Each year, the Academy’s Annual Meeting showcases new medical technologies and procedures. While many of these raise the quality of patient care, they also raise the question of how you document services that don’t yet have their own Category I codes.
The answer may lie within a set of codes that practices often forget about—the Category III codes. These were first introduced on Jan. 1, 2002, as a set of temporary codes to document new services. They are five-character alphanumeric codes, with the alpha-character appearing last.
Purpose is to facilitate data collection. Category III codes allow data collection for payers. Since use of unlisted codes does not provide the opportunity for collection of this data, Category III codes—if they’re available—must be reported instead of unlisted codes.
Payment depends on policies of payers and local Medicare carriers. No relative value units (RVUs) are assigned to these codes on a national level. Insurance companies have the option to cover or not cover these codes. However, Medicare carriers may develop a specific coverage policy. Category III codes may or may not receive a Category I code in the future. So unless your payer has a coverage policy, it’s best to obtain an Advance Beneficiary Notice (ABN) from your Medicare patients and append modifier –GA to the Category III code.
Published in January and July of each year. Because the results are published semiannually, the most current Category III codes are not always available in the CPT book. The following are most relevant to ophthalmology.
0099T Implantation of intrastromal corneal ring segments.
0123T Fistulization of sclera for glaucoma, through ciliary body.
0173T Monitoring of intraocular pressure during vitrectomy surgery. (List separately in addition to code for primary procedure.)
0176T Transluminal dilation of aqueous outflow canal; without retention of device or stent. Note: Use 0176T for canaloplasty.
0177T Transluminal dilation of aqueous outflow canal; with retention of device or stent. Note: Use 0177T for canaloplasty.
0181T Corneal hysteresis determination, by air impulse stimulation, bilateral, with interpretation and report.
0187T Scanning computerized ophthalmic diagnostic imaging, anterior segment, with interpretation and report, unilateral. Note: This is appropriate when coding for anterior segment, rather than posterior segment optic nerve evaluation.
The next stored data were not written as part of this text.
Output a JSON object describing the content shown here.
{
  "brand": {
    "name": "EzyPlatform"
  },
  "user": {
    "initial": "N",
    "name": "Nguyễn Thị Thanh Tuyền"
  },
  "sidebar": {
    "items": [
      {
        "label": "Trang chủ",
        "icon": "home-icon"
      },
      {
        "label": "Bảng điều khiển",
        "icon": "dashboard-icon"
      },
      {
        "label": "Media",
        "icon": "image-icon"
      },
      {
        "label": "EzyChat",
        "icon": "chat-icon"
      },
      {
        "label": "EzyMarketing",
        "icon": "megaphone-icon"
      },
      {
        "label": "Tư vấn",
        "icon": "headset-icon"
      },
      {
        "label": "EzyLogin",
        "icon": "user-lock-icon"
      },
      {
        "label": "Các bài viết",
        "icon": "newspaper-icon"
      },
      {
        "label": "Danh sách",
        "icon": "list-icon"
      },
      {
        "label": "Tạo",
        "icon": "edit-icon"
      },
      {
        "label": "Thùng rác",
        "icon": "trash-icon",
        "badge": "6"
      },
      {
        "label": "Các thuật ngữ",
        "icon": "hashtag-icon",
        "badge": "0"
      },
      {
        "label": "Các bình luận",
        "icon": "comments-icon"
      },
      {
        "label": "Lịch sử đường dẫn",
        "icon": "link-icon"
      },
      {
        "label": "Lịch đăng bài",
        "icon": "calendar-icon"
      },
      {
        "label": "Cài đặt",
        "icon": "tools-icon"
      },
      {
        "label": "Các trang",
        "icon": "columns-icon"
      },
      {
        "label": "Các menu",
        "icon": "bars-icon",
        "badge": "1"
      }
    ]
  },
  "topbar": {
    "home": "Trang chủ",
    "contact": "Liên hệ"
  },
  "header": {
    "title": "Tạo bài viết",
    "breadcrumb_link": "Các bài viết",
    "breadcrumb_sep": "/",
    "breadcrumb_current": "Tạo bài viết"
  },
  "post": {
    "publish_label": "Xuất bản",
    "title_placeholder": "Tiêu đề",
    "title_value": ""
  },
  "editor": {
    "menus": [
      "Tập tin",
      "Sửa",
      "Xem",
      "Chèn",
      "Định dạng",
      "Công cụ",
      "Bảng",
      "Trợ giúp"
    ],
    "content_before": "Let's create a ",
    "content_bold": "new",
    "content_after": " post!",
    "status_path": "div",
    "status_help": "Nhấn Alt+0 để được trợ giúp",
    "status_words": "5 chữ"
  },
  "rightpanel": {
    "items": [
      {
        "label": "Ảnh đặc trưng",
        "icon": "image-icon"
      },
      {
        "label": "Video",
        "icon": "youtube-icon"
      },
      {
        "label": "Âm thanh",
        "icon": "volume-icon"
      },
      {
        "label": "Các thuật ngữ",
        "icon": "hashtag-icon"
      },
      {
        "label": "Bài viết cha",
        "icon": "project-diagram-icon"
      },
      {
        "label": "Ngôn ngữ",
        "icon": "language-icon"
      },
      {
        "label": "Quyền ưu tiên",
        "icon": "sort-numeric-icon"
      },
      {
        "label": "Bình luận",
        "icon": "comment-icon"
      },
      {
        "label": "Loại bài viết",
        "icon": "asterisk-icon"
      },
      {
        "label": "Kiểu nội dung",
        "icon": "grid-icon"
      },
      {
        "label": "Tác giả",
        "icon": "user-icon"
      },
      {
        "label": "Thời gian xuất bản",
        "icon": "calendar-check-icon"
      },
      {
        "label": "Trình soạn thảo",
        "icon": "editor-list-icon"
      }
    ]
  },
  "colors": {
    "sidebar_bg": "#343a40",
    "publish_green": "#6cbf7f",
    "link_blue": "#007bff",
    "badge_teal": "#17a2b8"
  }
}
0191T Insertion of anterior segment aqueous drainage device, without extraocular reservoir; internal approach. Note: Use 0191T for the iStent.
0192T Insertion of anterior segment aqueous drainage device, without extraocular reservoir; external approach. Note: This was released on Jan. 1, 2008, and implemented on July 1, 2008. It should be used for the supply of the Express shunt and Aquaflow. Prior to July 1, these should have been coded with 66170 or 66172, not 66810. While the ambulatory surgical center and/or hospital outpatient department will be paid for 0192T, the surgeon may not be paid by the insurance company. CPT code 66180 should still be submitted with the Baerveldt, Ahmed and Molteno shunts.
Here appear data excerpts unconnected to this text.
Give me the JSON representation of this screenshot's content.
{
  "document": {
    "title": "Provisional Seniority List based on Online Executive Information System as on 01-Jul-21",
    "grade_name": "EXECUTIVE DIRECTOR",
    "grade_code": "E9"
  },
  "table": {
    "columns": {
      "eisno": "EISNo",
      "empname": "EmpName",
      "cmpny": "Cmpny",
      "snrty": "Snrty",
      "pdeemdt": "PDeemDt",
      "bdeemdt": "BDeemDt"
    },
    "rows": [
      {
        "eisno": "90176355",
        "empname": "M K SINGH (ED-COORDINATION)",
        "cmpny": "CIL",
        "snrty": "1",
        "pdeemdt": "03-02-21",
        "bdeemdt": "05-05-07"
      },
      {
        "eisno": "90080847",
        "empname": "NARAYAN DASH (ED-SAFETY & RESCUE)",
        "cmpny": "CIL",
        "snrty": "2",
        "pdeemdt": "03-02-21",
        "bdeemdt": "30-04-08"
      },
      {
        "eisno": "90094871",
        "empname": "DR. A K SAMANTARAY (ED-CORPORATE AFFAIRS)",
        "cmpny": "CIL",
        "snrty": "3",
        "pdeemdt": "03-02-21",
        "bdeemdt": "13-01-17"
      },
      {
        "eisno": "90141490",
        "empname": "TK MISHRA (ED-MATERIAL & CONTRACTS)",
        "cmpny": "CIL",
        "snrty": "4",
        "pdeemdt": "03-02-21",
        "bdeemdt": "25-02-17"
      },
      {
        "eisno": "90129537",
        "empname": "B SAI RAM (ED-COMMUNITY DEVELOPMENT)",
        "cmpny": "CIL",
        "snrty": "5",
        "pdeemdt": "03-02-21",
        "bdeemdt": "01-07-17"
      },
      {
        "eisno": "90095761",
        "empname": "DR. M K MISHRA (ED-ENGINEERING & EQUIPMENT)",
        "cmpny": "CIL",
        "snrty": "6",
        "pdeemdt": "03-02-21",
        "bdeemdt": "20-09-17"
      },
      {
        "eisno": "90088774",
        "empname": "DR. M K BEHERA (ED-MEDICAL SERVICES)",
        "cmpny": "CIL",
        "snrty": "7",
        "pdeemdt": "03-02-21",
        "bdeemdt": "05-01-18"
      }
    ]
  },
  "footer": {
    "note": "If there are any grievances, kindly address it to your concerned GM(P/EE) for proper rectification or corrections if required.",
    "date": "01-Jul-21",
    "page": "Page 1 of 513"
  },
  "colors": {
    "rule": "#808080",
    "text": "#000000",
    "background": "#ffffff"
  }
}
0198T Measurement of ocular blood flow by repetitive intraocular pressure sampling, with interpretation and report. Note: This was released July 1, 2008, and will be implemented Jan. 1.
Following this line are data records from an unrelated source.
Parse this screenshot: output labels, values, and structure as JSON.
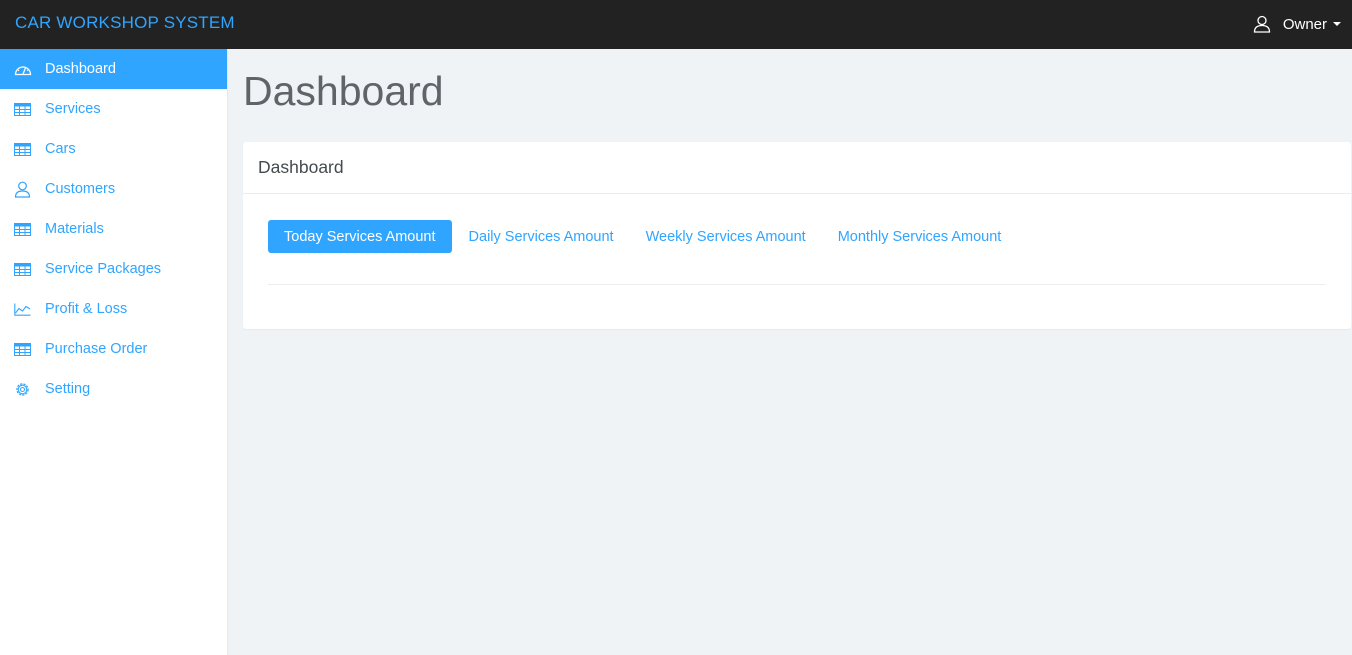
{
  "app": {
    "brand": "CAR WORKSHOP SYSTEM",
    "user_name": "Owner"
  },
  "sidebar": {
    "items": [
      {
        "label": "Dashboard",
        "icon": "dashboard-icon",
        "active": true
      },
      {
        "label": "Services",
        "icon": "table-icon"
      },
      {
        "label": "Cars",
        "icon": "table-icon"
      },
      {
        "label": "Customers",
        "icon": "user-icon"
      },
      {
        "label": "Materials",
        "icon": "table-icon"
      },
      {
        "label": "Service Packages",
        "icon": "table-icon"
      },
      {
        "label": "Profit & Loss",
        "icon": "line-chart-icon"
      },
      {
        "label": "Purchase Order",
        "icon": "table-icon"
      },
      {
        "label": "Setting",
        "icon": "gear-icon"
      }
    ]
  },
  "main": {
    "title": "Dashboard",
    "panel": {
      "heading": "Dashboard",
      "tabs": [
        {
          "label": "Today Services Amount",
          "active": true
        },
        {
          "label": "Daily Services Amount"
        },
        {
          "label": "Weekly Services Amount"
        },
        {
          "label": "Monthly Services Amount"
        }
      ]
    }
  },
  "colors": {
    "accent": "#30a5ff",
    "topbar": "#222222",
    "background": "#f0f3f5"
  }
}
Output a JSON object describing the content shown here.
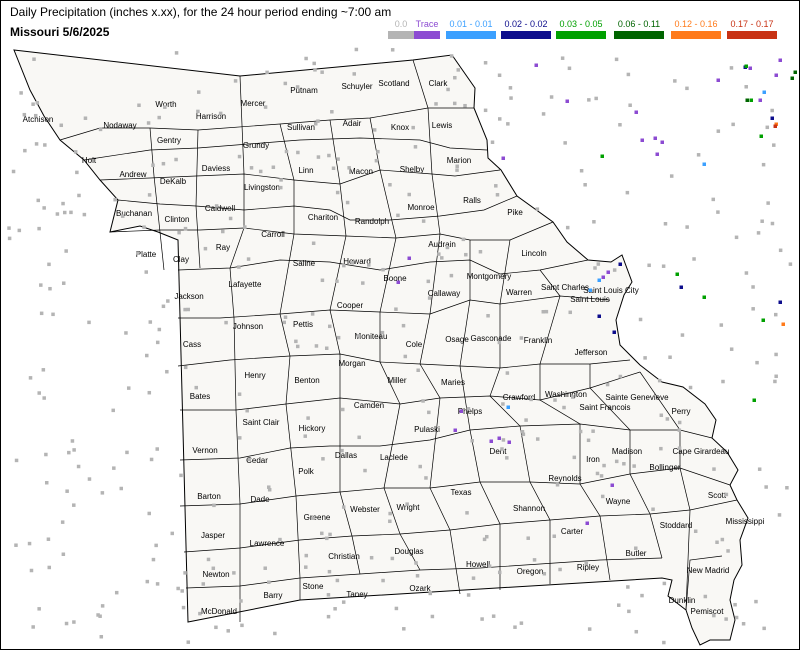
{
  "header": {
    "title": "Daily Precipitation (inches  x.xx),  for the 24 hour period ending ~7:00 am",
    "subtitle": "Missouri 5/6/2025"
  },
  "legend": [
    {
      "label": "0.0",
      "color": "#b4b4b4",
      "label_color": "#b4b4b4"
    },
    {
      "label": "Trace",
      "color": "#8c4bd2",
      "label_color": "#8c4bd2"
    },
    {
      "label": "0.01 - 0.01",
      "color": "#3ba0ff",
      "label_color": "#3ba0ff"
    },
    {
      "label": "0.02 - 0.02",
      "color": "#0d0d8c",
      "label_color": "#0d0d8c"
    },
    {
      "label": "0.03 - 0.05",
      "color": "#00a000",
      "label_color": "#00a000"
    },
    {
      "label": "0.06 - 0.11",
      "color": "#006400",
      "label_color": "#006400"
    },
    {
      "label": "0.12 - 0.16",
      "color": "#ff7a1a",
      "label_color": "#ff7a1a"
    },
    {
      "label": "0.17 - 0.17",
      "color": "#c83214",
      "label_color": "#c83214"
    }
  ],
  "counties": [
    "Atchison",
    "Nodaway",
    "Worth",
    "Harrison",
    "Mercer",
    "Putnam",
    "Schuyler",
    "Scotland",
    "Clark",
    "Holt",
    "Andrew",
    "Gentry",
    "DeKalb",
    "Daviess",
    "Grundy",
    "Sullivan",
    "Adair",
    "Knox",
    "Lewis",
    "Buchanan",
    "Clinton",
    "Caldwell",
    "Livingston",
    "Linn",
    "Macon",
    "Shelby",
    "Marion",
    "Platte",
    "Clay",
    "Ray",
    "Carroll",
    "Chariton",
    "Randolph",
    "Monroe",
    "Ralls",
    "Pike",
    "Jackson",
    "Lafayette",
    "Saline",
    "Howard",
    "Boone",
    "Audrain",
    "Montgomery",
    "Lincoln",
    "Cass",
    "Johnson",
    "Pettis",
    "Cooper",
    "Moniteau",
    "Cole",
    "Callaway",
    "Osage",
    "Gasconade",
    "Warren",
    "Saint Charles",
    "Saint Louis",
    "Saint Louis City",
    "Franklin",
    "Jefferson",
    "Bates",
    "Henry",
    "Benton",
    "Morgan",
    "Miller",
    "Maries",
    "Camden",
    "Crawford",
    "Washington",
    "Saint Francois",
    "Sainte Genevieve",
    "Perry",
    "Vernon",
    "Saint Clair",
    "Hickory",
    "Dallas",
    "Laclede",
    "Pulaski",
    "Phelps",
    "Dent",
    "Iron",
    "Madison",
    "Cape Girardeau",
    "Bollinger",
    "Barton",
    "Cedar",
    "Polk",
    "Dade",
    "Greene",
    "Webster",
    "Wright",
    "Texas",
    "Shannon",
    "Reynolds",
    "Wayne",
    "Scott",
    "Stoddard",
    "Mississippi",
    "Jasper",
    "Lawrence",
    "Christian",
    "Douglas",
    "Howell",
    "Oregon",
    "Ripley",
    "Carter",
    "Butler",
    "New Madrid",
    "Newton",
    "Barry",
    "Stone",
    "Taney",
    "Ozark",
    "McDonald",
    "Dunklin",
    "Pemiscot"
  ],
  "stations": {
    "zero_count": 420,
    "trace": [
      [
        409,
        258
      ],
      [
        398,
        282
      ],
      [
        655,
        138
      ],
      [
        662,
        142
      ],
      [
        657,
        154
      ],
      [
        642,
        140
      ],
      [
        636,
        112
      ],
      [
        503,
        158
      ],
      [
        567,
        101
      ],
      [
        455,
        430
      ],
      [
        461,
        411
      ],
      [
        491,
        441
      ],
      [
        509,
        442
      ],
      [
        499,
        438
      ],
      [
        587,
        523
      ],
      [
        612,
        485
      ],
      [
        603,
        277
      ],
      [
        608,
        272
      ],
      [
        536,
        65
      ],
      [
        780,
        60
      ],
      [
        776,
        75
      ],
      [
        760,
        100
      ],
      [
        750,
        68
      ],
      [
        718,
        80
      ]
    ],
    "p001": [
      [
        508,
        407
      ],
      [
        704,
        164
      ],
      [
        764,
        92
      ],
      [
        599,
        280
      ],
      [
        590,
        290
      ]
    ],
    "p002": [
      [
        780,
        302
      ],
      [
        681,
        287
      ],
      [
        614,
        332
      ],
      [
        599,
        316
      ],
      [
        620,
        264
      ],
      [
        745,
        67
      ],
      [
        772,
        118
      ]
    ],
    "p003": [
      [
        602,
        156
      ],
      [
        677,
        274
      ],
      [
        704,
        297
      ],
      [
        754,
        400
      ],
      [
        763,
        320
      ],
      [
        761,
        136
      ],
      [
        751,
        100
      ],
      [
        746,
        66
      ]
    ],
    "p006": [
      [
        795,
        72
      ],
      [
        792,
        78
      ],
      [
        747,
        100
      ]
    ],
    "p012": [
      [
        783,
        324
      ],
      [
        776,
        124
      ]
    ],
    "p017": [
      [
        775,
        126
      ]
    ]
  }
}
Five codes that should no longer be used. Codes 0016T, 0017T, 0100T, 0124T and 0190T have no current application.
Five Types of CPT Code
Documenting services can require knowledge of five different types of Current Procedural Terminology (CPT) codes.
Category I, Level I codes, such as 99214, are the most familiar. There are approximately 7,000 of these five-character numeric codes. They include all levels of exam, special testing and surgical procedures.
Category I, Level II codes, such as V2788, represent the Health Care Financing Administration Common Procedure Coding System (HCPCS). These five-character alphanumeric codes are used to document supplies, injectable solutions, glasses, contact lenses and screening (e.g., the glaucoma detection benefit).
Category I, Level III codes are assigned by Medicare carriers and therefore vary from region to region. They are used to describe procedures and services not identified in Category I, Levels I or II. These five-character alphanumeric codes begin with the letters W through Z. Currently there are no Category I, Level III codes that affect ophthalmology.
Category II codes, such as 0014F, are used to document quality measures for the Physician Quality Reporting Initiative (PQRI). In 2009, there will be a 2 percent bonus if you successfully participate in this program. For a list of current codes and the three possible new codes, visit www.aao.org/pqri.
Category III codes, such as 0198T, are used to document emerging technologies, services and procedures. They are five-character alphanumeric codes that end with the letter T. These tracking codes were introduced so data could be collected on new tests and services. This information helps the CPT Editorial Panel and its advisors determine whether new Category I codes are required.